Raspberry Jelly Cheesecake
With a dark chocolate base, tangy cream cheese filling and a topping of raspberries in a jewel-like jelly, Raspberry Jelly Cheesecake is a showstopper of a dessert and the perfect way to make the most of in-season raspberries.
for the base:
- 125g plain flour
- 75g unsalted butter
- 50g granulated sugar
- 25g unsweetened cocoa
- 1 large egg, beaten
for the filling:
- 4 sheets gelatine,
- 500 g full-fat cream cheese, room temperature (important!)
- 150 g granulated sugar
- 25 ml lemon juice
- 2 tsp vanilla extract
- zest of one lemon
- 200ml heavy whipping cream
for the jelly topping:
- 3 sheets gelatine
- 100ml cranberry juice
- 50g granulated sugar
- 200g fresh raspberries
- PREPARE: Heat the oven to 180°C / 350°F Gas4. Line the bottom a 20cm / 8 in. round springform tin with baking paper. Set aside while you prepare the chocolate biscuit base.
- MAKE THE BASE: In the bowl of a food processor, process the flour, butter, sugar and cocoa until they resemble fine crumbs. Add the egg and pulse until the mixture is dark and crumbly. Pour the crumbs into the prepared springform, spreading them evenly across the base. Press them down firmly, then bake in the preheated oven for 15 minutes. Set aside to cool.
- SOFTEN THE GELATINE: Place the gelatine sheets in a shallow bowl, cover with cold water and allow to soften for 5 minutes. Heat 50ml water in a small saucepan, pick up the gelatine sheets one by one, giving them a good squeeze to get rid of excess water, then stir them into the hot water until dissolved. Remove from the heat and set aside until cool.
- MAKE THE FILLING: In a large mixing bowl, beat together the room-temperature cream cheese, sugar, lemon juice, vanilla extract and lemon zest until smooth. Quickly whisk in the gelatine mixture, ensuring it is evenly distributed. In a separate bowl, whisk the cream to soft peaks, then use a spatula to fold the cream under the cheese mixture, gently but thoroughly, keeping as much air in the mixture as possible. Pour the mixture over the cooled base, smooth over the surface, then chill for at least 2-3 hours until set and firm.
- MAKE THE JELLY TOPPING: To make the jelly, soak the gelatine sheets in a bowl of cold water for 5 minutes. Meanwhile, heat the cranberry juice with 150ml water and the sugar in a small saucepan, stirring until the sugar is dissolved. Squeeze the liquid out of the gelatine sheets and stir into the juice until dissolved then remove from the heat and allow to cool. (see notes).
- ASSEMBLE THE TOPPING: While the jelly is cooling, slice the raspberries in half and press gently onto the top of the cheesecake. When the jelly mixture is cool, pour half of it very carefully over the cheesecake - you may find it useful to pour onto a back of a spoon so as not to disturb the surface of the cake. Return to the fridge for 10 minutes, then pour the remainder of the jelly mixture evenly over the top.

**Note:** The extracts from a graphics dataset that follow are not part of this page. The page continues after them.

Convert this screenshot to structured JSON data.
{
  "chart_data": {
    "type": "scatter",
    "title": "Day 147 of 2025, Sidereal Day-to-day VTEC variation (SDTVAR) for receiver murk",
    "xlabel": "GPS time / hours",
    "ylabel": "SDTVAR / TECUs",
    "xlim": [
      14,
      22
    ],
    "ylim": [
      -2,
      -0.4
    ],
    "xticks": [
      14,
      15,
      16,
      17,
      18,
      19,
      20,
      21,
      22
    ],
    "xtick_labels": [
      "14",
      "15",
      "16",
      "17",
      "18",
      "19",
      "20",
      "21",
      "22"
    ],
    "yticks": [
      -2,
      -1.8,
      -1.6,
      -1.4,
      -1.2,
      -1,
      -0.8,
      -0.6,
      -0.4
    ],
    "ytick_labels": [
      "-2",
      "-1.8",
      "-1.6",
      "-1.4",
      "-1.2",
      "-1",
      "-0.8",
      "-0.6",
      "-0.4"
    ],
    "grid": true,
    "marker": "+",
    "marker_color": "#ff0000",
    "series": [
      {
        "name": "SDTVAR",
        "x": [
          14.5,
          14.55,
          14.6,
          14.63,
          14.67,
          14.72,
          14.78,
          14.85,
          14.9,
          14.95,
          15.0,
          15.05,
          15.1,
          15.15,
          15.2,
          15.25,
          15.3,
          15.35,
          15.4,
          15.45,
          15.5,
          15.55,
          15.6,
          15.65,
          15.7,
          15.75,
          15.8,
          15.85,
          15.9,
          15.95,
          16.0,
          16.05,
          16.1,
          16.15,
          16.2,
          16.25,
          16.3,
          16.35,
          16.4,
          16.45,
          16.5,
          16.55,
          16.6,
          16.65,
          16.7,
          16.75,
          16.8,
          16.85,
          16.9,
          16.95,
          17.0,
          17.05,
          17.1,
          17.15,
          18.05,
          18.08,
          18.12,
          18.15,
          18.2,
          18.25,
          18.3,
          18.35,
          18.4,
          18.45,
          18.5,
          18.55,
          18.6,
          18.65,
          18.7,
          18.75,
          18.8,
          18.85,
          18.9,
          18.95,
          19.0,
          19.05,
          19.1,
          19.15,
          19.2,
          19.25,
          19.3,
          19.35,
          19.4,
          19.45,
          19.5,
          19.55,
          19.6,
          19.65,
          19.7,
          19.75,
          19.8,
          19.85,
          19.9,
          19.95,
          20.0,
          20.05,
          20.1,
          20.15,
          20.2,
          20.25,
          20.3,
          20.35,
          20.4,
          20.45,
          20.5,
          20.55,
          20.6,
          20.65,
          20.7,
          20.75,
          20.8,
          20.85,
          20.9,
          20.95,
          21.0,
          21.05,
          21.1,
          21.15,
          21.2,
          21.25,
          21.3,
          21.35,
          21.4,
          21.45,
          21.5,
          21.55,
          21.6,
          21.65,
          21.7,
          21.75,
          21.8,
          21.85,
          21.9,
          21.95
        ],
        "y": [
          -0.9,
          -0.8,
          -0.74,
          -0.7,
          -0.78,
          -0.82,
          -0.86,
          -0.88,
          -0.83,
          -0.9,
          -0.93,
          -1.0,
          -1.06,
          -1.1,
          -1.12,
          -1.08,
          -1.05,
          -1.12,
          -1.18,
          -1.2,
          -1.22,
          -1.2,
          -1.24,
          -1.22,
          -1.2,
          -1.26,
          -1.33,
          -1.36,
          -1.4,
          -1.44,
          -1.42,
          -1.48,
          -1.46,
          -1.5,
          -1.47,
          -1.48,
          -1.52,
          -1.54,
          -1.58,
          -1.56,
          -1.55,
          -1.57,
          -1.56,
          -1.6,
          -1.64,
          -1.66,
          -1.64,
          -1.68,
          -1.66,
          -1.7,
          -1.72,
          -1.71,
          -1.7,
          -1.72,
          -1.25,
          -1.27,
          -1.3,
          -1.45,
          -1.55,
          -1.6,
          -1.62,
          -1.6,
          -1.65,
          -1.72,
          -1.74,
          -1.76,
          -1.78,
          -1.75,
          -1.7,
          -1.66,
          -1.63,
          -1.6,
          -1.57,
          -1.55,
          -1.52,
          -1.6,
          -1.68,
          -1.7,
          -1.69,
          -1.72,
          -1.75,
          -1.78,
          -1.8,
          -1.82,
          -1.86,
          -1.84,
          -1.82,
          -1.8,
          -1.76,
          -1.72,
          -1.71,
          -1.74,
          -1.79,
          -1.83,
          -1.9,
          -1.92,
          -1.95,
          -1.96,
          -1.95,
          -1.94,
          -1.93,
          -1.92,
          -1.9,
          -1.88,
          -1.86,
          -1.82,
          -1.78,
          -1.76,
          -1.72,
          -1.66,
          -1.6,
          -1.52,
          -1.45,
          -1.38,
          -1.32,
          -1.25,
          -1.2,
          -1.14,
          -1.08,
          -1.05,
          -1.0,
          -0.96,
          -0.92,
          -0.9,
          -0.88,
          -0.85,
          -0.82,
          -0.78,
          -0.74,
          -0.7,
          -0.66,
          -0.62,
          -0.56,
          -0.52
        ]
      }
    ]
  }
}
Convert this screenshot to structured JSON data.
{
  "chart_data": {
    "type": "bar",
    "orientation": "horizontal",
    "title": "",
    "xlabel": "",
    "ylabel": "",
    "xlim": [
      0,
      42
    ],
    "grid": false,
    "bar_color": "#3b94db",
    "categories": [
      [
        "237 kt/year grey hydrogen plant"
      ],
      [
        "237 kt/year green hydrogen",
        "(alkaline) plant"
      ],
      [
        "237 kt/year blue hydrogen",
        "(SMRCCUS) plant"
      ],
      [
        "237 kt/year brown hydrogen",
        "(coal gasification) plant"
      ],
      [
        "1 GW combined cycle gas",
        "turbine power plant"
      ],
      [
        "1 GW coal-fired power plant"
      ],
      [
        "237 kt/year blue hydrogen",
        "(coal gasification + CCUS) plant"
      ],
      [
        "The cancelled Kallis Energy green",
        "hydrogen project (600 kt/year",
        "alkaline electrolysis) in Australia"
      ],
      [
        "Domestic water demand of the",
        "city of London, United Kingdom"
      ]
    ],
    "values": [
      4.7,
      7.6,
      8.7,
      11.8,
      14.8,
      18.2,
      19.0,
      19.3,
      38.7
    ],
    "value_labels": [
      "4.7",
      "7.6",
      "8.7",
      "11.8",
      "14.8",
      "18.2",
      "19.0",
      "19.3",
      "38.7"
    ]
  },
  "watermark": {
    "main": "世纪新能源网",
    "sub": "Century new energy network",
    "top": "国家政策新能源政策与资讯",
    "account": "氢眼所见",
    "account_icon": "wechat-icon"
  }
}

- ALLOW TO SET: Allow the cheesecake to set for a minimum of 6-8 hours in the fridge (this includes the initial setting time). Depending on how cold your fridge is, it may need longer to properly firm up, so leaving it in there overnight is ideal.
- If you can only get powdered gelatine sprinkle 3 level teaspoons over 50ml of cold water in a small saucepan. Allow to bloom 5 minutes, then heat gently, stirring until dissolved, before continuing with the recipe. If it is particularly hot where you are, or the cheesecake will sit around in the warm for a while before eating, consider adding an additional sheet or spoon of gelatine to the cheese mixture, the top jelly should be fine.
- If you’d like the jelly to set faster (and I often do), pour the jelly mixture into a heatproof bowl, then place it in a sink full of cold or iced water, stirring occasionally until it has begun to thicken and chill. It will set much faster when poured onto the chilled cake.
Nutrition Information:Yield: 8 Serving Size: 1 slice
Amount Per Serving: Calories: 597Total Fat: 39gSaturated Fat: 23gTrans Fat: 0gUnsaturated Fat: 12gCholesterol: 135mgSodium: 216mgCarbohydrates: 55gFiber: 3gSugar: 37gProtein: 8g
Nutrition information is calculated automatically and isn’t always accurate.